Diacetyl: Generally Recognized As Safe
Do you still think the FDA is looking out for your best interests? If you’ve been reading my blog for a while, you know all about acrylamide, bisphenol A, and melamine, but have you heard of diacetyl?
She was once in constant motion; her co-workers compared her to a roadrunner because of the way she darted around the workplace. But now Irma Ortiz sits at the edge of her couch, too winded to sweep her patio or walk her son to school without resting. She is slowly suffocating.
Ortiz, 44, is among a group of California food-flavoring workers recently diagnosed with bronchiolitis obliterans, a rare and life-threatening form of fixed obstructive lung disease. Also known as popcorn workers lung, because it has turned up in workers at microwave-popcorn factories, the disease destroys the lungs. A transplant is the only cure.
Since 2001, academic studies have shown links between the disease and a chemical used in artificial butter flavor called diacetyl. Flavoring manufacturers have paid out more than $100 million as a result of lawsuits by people sick with popcorn workers lung over the past five years. One death from the disease has been confirmed.
But no federal laws regulate the chemical’s use.
…
Even less is known about the health effects of eating diacetyl in butter-flavored popcorn, or breathing the fumes after the bag is microwaved.
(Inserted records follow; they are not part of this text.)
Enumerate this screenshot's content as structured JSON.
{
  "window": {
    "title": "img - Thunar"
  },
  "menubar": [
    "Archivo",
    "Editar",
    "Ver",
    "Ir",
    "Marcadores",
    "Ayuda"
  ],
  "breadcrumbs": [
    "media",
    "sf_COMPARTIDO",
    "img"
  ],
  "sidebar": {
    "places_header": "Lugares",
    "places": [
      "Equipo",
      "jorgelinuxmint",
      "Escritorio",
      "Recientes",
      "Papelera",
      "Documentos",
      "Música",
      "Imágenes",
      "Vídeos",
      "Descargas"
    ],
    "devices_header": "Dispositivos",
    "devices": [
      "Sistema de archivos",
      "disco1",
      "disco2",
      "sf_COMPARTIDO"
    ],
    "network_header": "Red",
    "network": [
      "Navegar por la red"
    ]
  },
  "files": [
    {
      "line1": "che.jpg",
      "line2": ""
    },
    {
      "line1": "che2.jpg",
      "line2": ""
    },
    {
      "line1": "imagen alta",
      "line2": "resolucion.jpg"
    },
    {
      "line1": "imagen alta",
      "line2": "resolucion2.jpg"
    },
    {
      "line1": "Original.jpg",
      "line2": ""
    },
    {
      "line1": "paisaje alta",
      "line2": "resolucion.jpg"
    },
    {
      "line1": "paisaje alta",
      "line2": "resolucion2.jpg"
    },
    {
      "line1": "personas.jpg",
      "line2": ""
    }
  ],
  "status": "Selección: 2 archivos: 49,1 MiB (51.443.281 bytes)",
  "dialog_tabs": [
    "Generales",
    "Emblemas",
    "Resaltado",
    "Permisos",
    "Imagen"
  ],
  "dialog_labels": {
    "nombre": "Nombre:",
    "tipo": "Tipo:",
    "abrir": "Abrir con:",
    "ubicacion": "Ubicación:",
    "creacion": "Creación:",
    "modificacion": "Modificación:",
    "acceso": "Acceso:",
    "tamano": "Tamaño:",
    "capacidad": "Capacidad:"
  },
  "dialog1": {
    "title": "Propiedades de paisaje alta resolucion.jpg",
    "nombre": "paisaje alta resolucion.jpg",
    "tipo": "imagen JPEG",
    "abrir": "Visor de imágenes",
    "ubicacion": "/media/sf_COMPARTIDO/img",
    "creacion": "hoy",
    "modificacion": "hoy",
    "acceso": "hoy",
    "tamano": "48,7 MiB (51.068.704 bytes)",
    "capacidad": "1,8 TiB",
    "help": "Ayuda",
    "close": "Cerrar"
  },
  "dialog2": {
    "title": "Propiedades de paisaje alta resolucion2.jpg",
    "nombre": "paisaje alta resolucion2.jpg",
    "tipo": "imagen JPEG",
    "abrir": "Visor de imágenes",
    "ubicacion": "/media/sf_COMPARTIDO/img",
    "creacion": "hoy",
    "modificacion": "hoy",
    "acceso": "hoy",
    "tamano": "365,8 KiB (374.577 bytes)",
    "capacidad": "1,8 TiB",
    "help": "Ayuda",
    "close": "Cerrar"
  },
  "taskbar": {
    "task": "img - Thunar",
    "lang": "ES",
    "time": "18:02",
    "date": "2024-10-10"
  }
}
The Environmental Protection Agency has studied the fumes but is waiting for the industry to review the study before releasing it. The Food and Drug Administration has diacetyl on its list of substances “generally recognized as safe” but has not studied it.
Well, there you have it. They have no idea what the health effects are and they have no idea if the microwaved fumes are dangerous because they haven’t studied it, but they know the chemical is killing factory workers and yet, they have labeled it “generally recognized as safe”.
Personally, I don’t think the FDA itself should be generally recognized as safe.